The bells chimed early this morning at my alma mater, signalling a day off–a day to enjoy nature, celebrate fall, take a break from papers, work, stress and the daily grind. The echo of the ringing bells reaches across distances, reverberating through the internet and social media.
“Today is Mountain Day!” The bells chime loudly, beckoning memories of times past as well as instigating a yearning inside those who cannot take a break.
The bells echo back into time. A journey of just a minute, but many, many years. Vivid images of a young woman, unsure in so many ways, flit through the filmstrip in my mind.
She spent one Mountain Day with people–some might call them friends, others might see them as the siren call to this young woman who never quite belonged. The fantasy friends who she wanted strove to be like but never quite could.
They didn’t drive to the mountains, but chose to hike and picnic in the hills near campus. They climbed a hill that whispered with the messages of tall grasses about the fall colors deepening all around. They twirled, and laughed, and sang at the top of their lungs, “The hills are alive, with the sound of music!” Until the awkward young woman twirled one too many times, stepped into a hidden hole, and fell down spraining her ankle.
Already feeling embarrassed that she was always the slowest hiker, the slowest climber, the heaviest person, the most inept athlete–now she felt the added humiliation of an injury that could have been avoided. She needed help to get home. She felt ashamed. She always felt like she couldn’t do anything right.
Today, on my personal mountain, I look back on that young woman and wonder if she’s really changed. Did she find a new path to appreciate Mountain Day? Has she grown in strength and become less self-conscious and more confident?
The answer is both simple and complex.
Today I climbed to the high point of my favorite botanical gardens. I took my own personal mountain day.
I revel in my ability to move at my own pace; to climb easily to a point that just a few years ago had me huffing and puffing for breath. I relish the sounds of nature surrounding me–the call of unseen birds and insects trilling their personal messages. The crunch of my feet on gravel paths. The crackle of acorns falling through branches of trees, threatening to crash down on my head. The scurrying of chipmunks as I move into their territory and they race to get out of my path.

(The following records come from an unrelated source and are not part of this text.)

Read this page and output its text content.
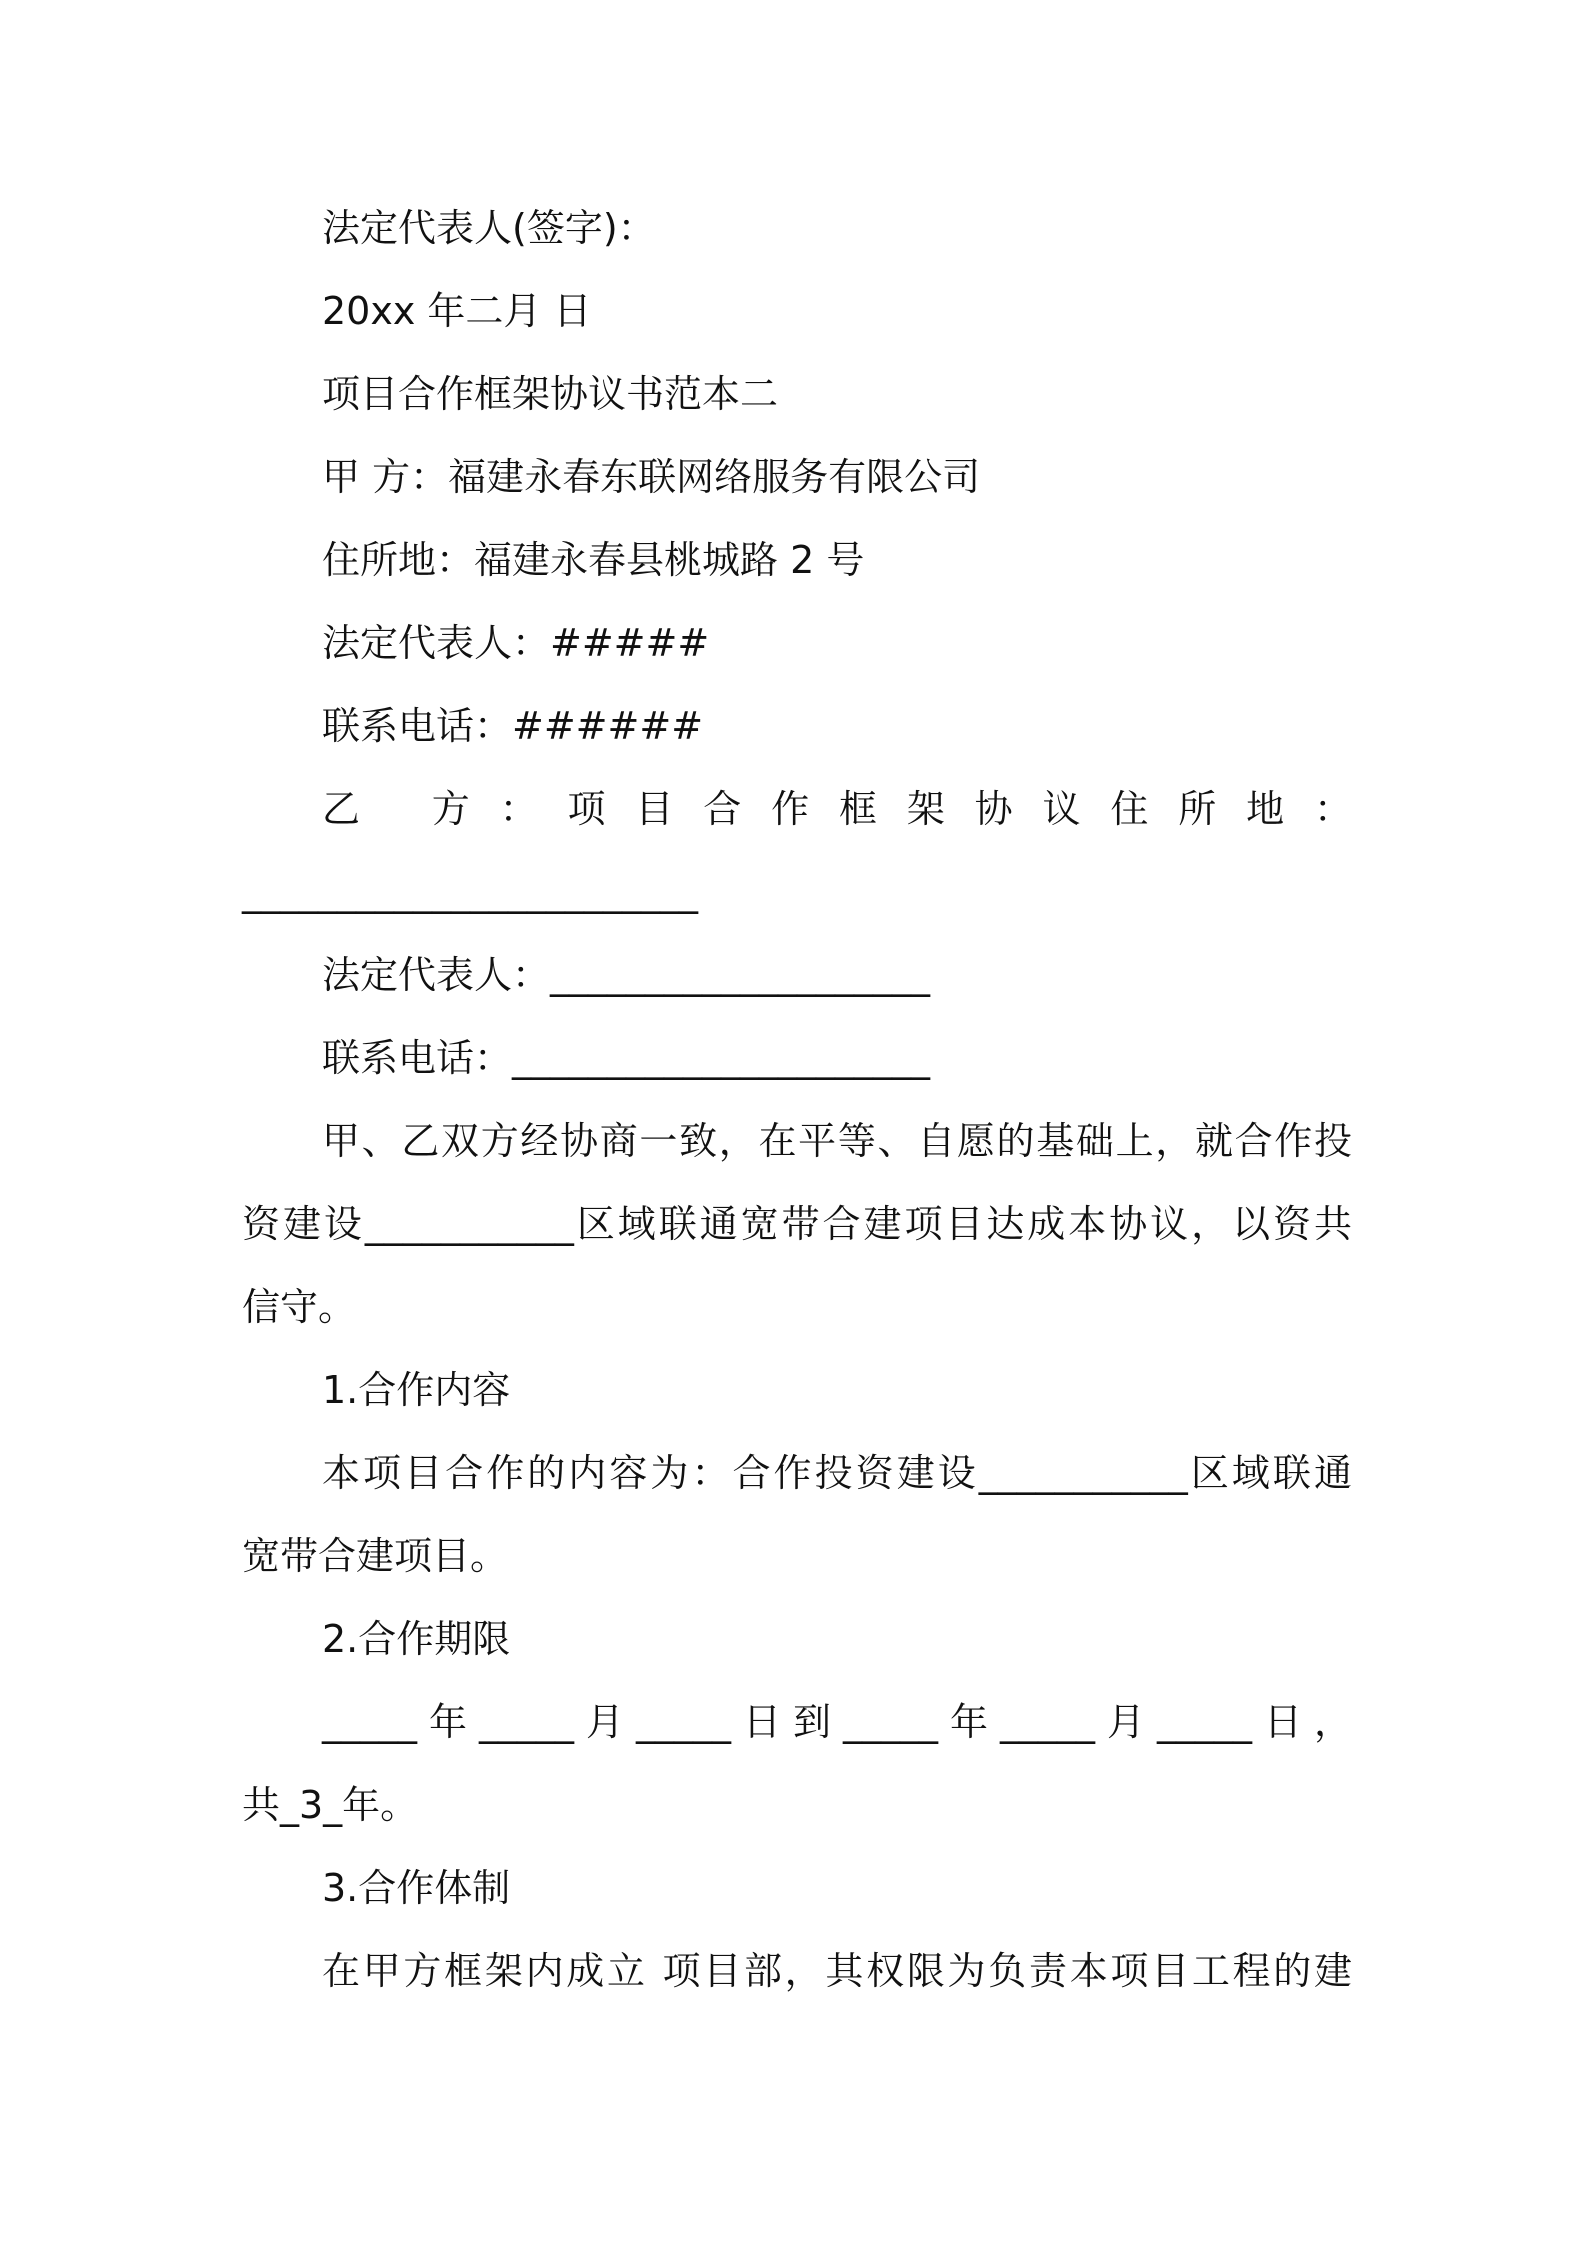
法定代表人(签字)：
20xx 年二月 日
项目合作框架协议书范本二
甲 方：福建永春东联网络服务有限公司
住所地：福建永春县桃城路 2 号
法定代表人：#####
联系电话：######
乙 方：项目合作框架协议住所地：
________________________
法定代表人：____________________
联系电话：______________________
甲、乙双方经协商一致，在平等、自愿的基础上，就合作投
资建设___________区域联通宽带合建项目达成本协议，以资共
信守。
1.合作内容
本项目合作的内容为：合作投资建设___________区域联通
宽带合建项目。
2.合作期限
_____年_____月_____日到_____年_____月_____日，
共_3_年。
3.合作体制
在甲方框架内成立 项目部，其权限为负责本项目工程的建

I sit on a bench at the high point. People converse nearby. The sounds of traffic travel over the water of the reservoir in the distance. A plane hums overhead. A gentle breeze shifts through the trees, creating a dancing tapestry of shadows on the ground and on my notebook. The breeze murmurs secrets I yearn to understand.
My mind wanders from the joy of fluffy clouds, to concerns about my choices in life, to worries about the future, to celebrations that I have the flexibility to gift myself with this time . . . this day . . . this moment. I remember the me of my past and feel sad for that young woman. I think about the me of my present who, in some ways, has never felt more confident, more powerful, more beautiful.
And yet . . .
Everywhere I walk I run into women taking together, sharing stories and concerns, sharing intimacies with one another in the safe haven of a glorious fall day. And I feel alone.
So has that young woman changed? Do the mountain day bells call to a different person then the one who tripped years ago? In many ways she had, but she still often wonders where she belongs.
Perhaps she can find herself again in the mountains.